The respondent filed a counter contending that the settlement deed is a cloak to drive out the respondent from the building that the first petitioner alone is the owner of property and that she is the person entitled to receive the rents and as such owner, the first petitioner alone can maintain the application but, the petition has been filed not for her occupation, but for the occupation of her daughter and therefore, the application is not maintainable. The trial court dismissed the application holding that the petition is not bona fide. The petitioners filed H.R.A. No. 602 of 1970 against the order of the Court of Small Causes, Madras and the learned Judge, while holding that the premises was required bona fide for owner's occupation held that the petition is not maintainable at the instance of the second appellant and hence dismissed the appeal.
The petitioners have filed the above revision petition and the contention raised on behalf of the petitioners is that under the settlement deed, the second petitioner is entitled to the suit house although the first petitioner had the right to receive the rents during her lifetime and on the finding of the appellate authority that the petitioner's application is bona fide, their claim for owner's occupation ought to have been allowed. There is considerable force in the above contention. The respondent's learned counsel, on the other hand, contends that on a proper construction of the settlement deed, the deed will become operative only on the death of the first petitioner and therefore, the present application is not maintainable. On a proper construction of the settlement deed, it appears to me that the deed is effective from the date of its execution and putting the second petitioner in symbolic possession of the property and that there can be no objection to the maintainability of the present application by the second petitioner.
2. The learned counsel for the petitioners, referred me to the decision in Kolandaively chettiar v. Koolavana chettiar, 1961-1 Mad LJ 184, wherein Venkatadri J., had to consider the scope of Section 7(3)(a) of Act XXV of 1949 corresponding to the present Section 10(3)(a)(i) of Act XVIII of 1960. The learned judge held that the expression, ' for his own occupation' in Section 7(3) of the Act cannot be restricted only to the occupation of the landlord himself but should be interpreted to include the landlord's family and dependents.

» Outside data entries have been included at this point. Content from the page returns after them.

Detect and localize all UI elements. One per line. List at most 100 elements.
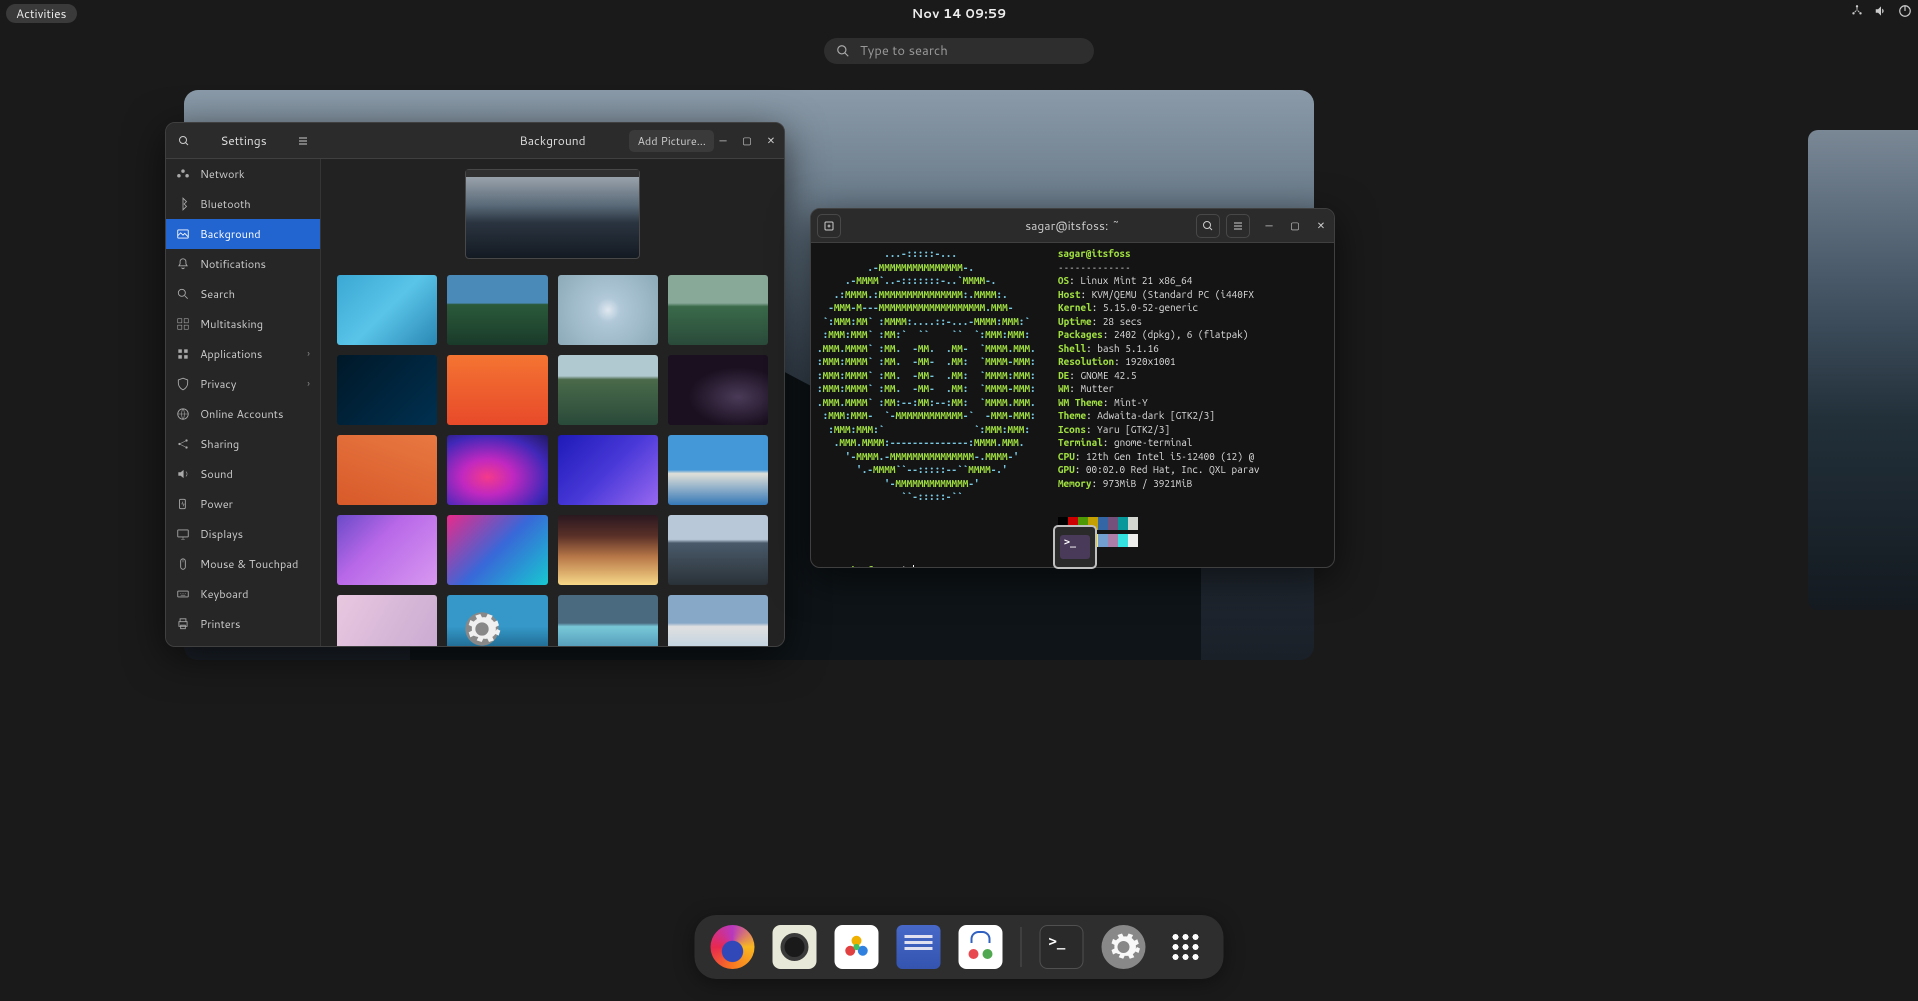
activities-button[interactable]: Activities bbox=[6, 4, 77, 23]
sidebar-item-network[interactable]: Network bbox=[166, 159, 320, 189]
terminal-window[interactable]: sagar@itsfoss: ~ ─ ▢ ✕ ...-:::::-... sag… bbox=[810, 208, 1335, 568]
window-maximize-button[interactable]: ▢ bbox=[740, 134, 754, 148]
sharing-icon bbox=[176, 437, 190, 451]
window-close-button[interactable]: ✕ bbox=[1314, 219, 1328, 233]
dock-settings[interactable] bbox=[1102, 925, 1146, 969]
window-minimize-button[interactable]: ─ bbox=[1262, 219, 1276, 233]
settings-menu-button[interactable] bbox=[291, 129, 315, 153]
sidebar-item-label: Printers bbox=[200, 616, 240, 632]
multitasking-icon bbox=[176, 317, 190, 331]
settings-page-title: Background bbox=[519, 132, 585, 149]
sidebar-item-label: Bluetooth bbox=[200, 196, 251, 212]
network-icon bbox=[1850, 4, 1864, 18]
sidebar-item-label: Sound bbox=[200, 466, 233, 482]
sidebar-item-label: Multitasking bbox=[200, 316, 263, 332]
wallpaper-thumbnail[interactable] bbox=[337, 435, 437, 505]
sidebar-item-printers[interactable]: Printers bbox=[166, 609, 320, 639]
wallpaper-thumbnail[interactable] bbox=[447, 515, 547, 585]
power-icon bbox=[1898, 4, 1912, 18]
wallpaper-thumbnail[interactable] bbox=[558, 595, 658, 646]
wallpaper-thumbnail[interactable] bbox=[668, 275, 768, 345]
terminal-new-tab-button[interactable] bbox=[817, 214, 841, 238]
gear-icon bbox=[1106, 929, 1142, 965]
wallpaper-thumbnail[interactable] bbox=[668, 355, 768, 425]
search-icon bbox=[176, 287, 190, 301]
terminal-headerbar: sagar@itsfoss: ~ ─ ▢ ✕ bbox=[811, 209, 1334, 243]
sidebar-item-mouse[interactable]: Mouse & Touchpad bbox=[166, 549, 320, 579]
wallpaper-thumbnail[interactable] bbox=[668, 435, 768, 505]
wallpaper-thumbnail[interactable] bbox=[558, 515, 658, 585]
sidebar-item-sound[interactable]: Sound bbox=[166, 459, 320, 489]
sidebar-item-bluetooth[interactable]: Bluetooth bbox=[166, 189, 320, 219]
terminal-menu-button[interactable] bbox=[1226, 214, 1250, 238]
dock-photos[interactable] bbox=[835, 925, 879, 969]
background-icon bbox=[176, 227, 190, 241]
settings-search-button[interactable] bbox=[172, 129, 196, 153]
sidebar-item-search[interactable]: Search bbox=[166, 279, 320, 309]
dock-terminal[interactable] bbox=[1040, 925, 1084, 969]
sidebar-item-label: Applications bbox=[200, 346, 262, 362]
sidebar-item-keyboard[interactable]: Keyboard bbox=[166, 579, 320, 609]
search-icon bbox=[836, 44, 850, 58]
sidebar-item-displays[interactable]: Displays bbox=[166, 519, 320, 549]
sidebar-item-power[interactable]: Power bbox=[166, 489, 320, 519]
sidebar-item-notifications[interactable]: Notifications bbox=[166, 249, 320, 279]
wallpaper-thumbnail[interactable] bbox=[337, 515, 437, 585]
sidebar-item-multitasking[interactable]: Multitasking bbox=[166, 309, 320, 339]
network-icon bbox=[176, 167, 190, 181]
sidebar-item-applications[interactable]: Applications › bbox=[166, 339, 320, 369]
sidebar-item-label: Displays bbox=[200, 526, 243, 542]
wallpaper-thumbnail[interactable] bbox=[337, 275, 437, 345]
settings-window-overview-icon bbox=[458, 605, 506, 653]
window-minimize-button[interactable]: ─ bbox=[716, 134, 730, 148]
workspace-next[interactable] bbox=[1808, 130, 1918, 610]
sidebar-item-label: Notifications bbox=[200, 256, 266, 272]
add-picture-button[interactable]: Add Picture… bbox=[629, 130, 714, 152]
dock-firefox[interactable] bbox=[711, 925, 755, 969]
wallpaper-thumbnail[interactable] bbox=[668, 515, 768, 585]
wallpaper-thumbnail[interactable] bbox=[447, 435, 547, 505]
online-accounts-icon bbox=[176, 407, 190, 421]
dock-files[interactable] bbox=[897, 925, 941, 969]
gear-icon bbox=[462, 609, 502, 649]
search-icon bbox=[178, 135, 190, 147]
dock-rhythmbox[interactable] bbox=[773, 925, 817, 969]
wallpaper-grid bbox=[337, 275, 768, 646]
terminal-output[interactable]: ...-:::::-... sagar@itsfoss .-MMMMMMMMMM… bbox=[811, 243, 1334, 567]
window-close-button[interactable]: ✕ bbox=[764, 134, 778, 148]
activities-search[interactable]: Type to search bbox=[824, 38, 1094, 64]
settings-window[interactable]: Settings Background Add Picture… ─ ▢ ✕ N… bbox=[165, 122, 785, 647]
wallpaper-thumbnail[interactable] bbox=[337, 595, 437, 646]
applications-icon bbox=[176, 347, 190, 361]
dock-software[interactable] bbox=[959, 925, 1003, 969]
wallpaper-thumbnail[interactable] bbox=[337, 355, 437, 425]
sidebar-item-removable[interactable]: Removable Media bbox=[166, 639, 320, 646]
wallpaper-thumbnail[interactable] bbox=[447, 275, 547, 345]
privacy-icon bbox=[176, 377, 190, 391]
sidebar-item-privacy[interactable]: Privacy › bbox=[166, 369, 320, 399]
chevron-right-icon: › bbox=[307, 347, 310, 361]
hamburger-icon bbox=[1232, 220, 1244, 232]
hamburger-icon bbox=[297, 135, 309, 147]
status-area[interactable] bbox=[1850, 4, 1912, 18]
wallpaper-thumbnail[interactable] bbox=[558, 355, 658, 425]
background-panel bbox=[321, 159, 784, 646]
sidebar-item-label: Background bbox=[200, 226, 261, 242]
wallpaper-thumbnail[interactable] bbox=[558, 275, 658, 345]
wallpaper-thumbnail[interactable] bbox=[447, 355, 547, 425]
sidebar-item-label: Network bbox=[200, 166, 245, 182]
panel-clock[interactable]: Nov 14 09:59 bbox=[912, 5, 1007, 23]
wallpaper-thumbnail[interactable] bbox=[668, 595, 768, 646]
sidebar-item-online-accounts[interactable]: Online Accounts bbox=[166, 399, 320, 429]
sidebar-item-label: Keyboard bbox=[200, 586, 249, 602]
dock-apps[interactable] bbox=[1164, 925, 1208, 969]
window-maximize-button[interactable]: ▢ bbox=[1288, 219, 1302, 233]
sidebar-item-sharing[interactable]: Sharing bbox=[166, 429, 320, 459]
current-wallpaper-preview bbox=[465, 169, 640, 259]
mouse-icon bbox=[176, 557, 190, 571]
terminal-search-button[interactable] bbox=[1196, 214, 1220, 238]
sidebar-item-background[interactable]: Background bbox=[166, 219, 320, 249]
sidebar-item-label: Power bbox=[200, 496, 233, 512]
wallpaper-thumbnail[interactable] bbox=[558, 435, 658, 505]
settings-title: Settings bbox=[204, 132, 283, 149]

3. In K. L. Kangu v. Ahmedunnissa Begum, 1963 1 mad LJ 97, Veeraswami J., as he then was, followed the above judgment of Venkatadri J., and the learned Judge held that, what is meant by the words, 'his own occupation' or 'if he requires' is that the requirement is not that of a stranger. It is not necessary to attract those words that the need should be personal to the landlord. The need of close relations who happen to live with the landlord or landlady may well satisfy the words 'his own occupation' or 'if he requires.' In coming to the said conclusion, the learned Judge justified his conclusion by referring to the social custom, habits, usage and practice of the particular community to which the parties belonged.
4. In K. R. Saraswathi v. Vadivelu Chettiar, : AIR1968Mad70 , Ramaprasada Rao J., had occasion to interpret Section 10(3)(a)(iii) of the Act and the learned Judge followed the two decisions referred to above.
5. In the above circumstances, the view of the Appellate Authority that the petition is not maintainable at the instance of the second petitioner cannot be supported. In the result, the civil revision petition is allowed and there will be no order as to costs. The respondent will be given four months' time to vacate.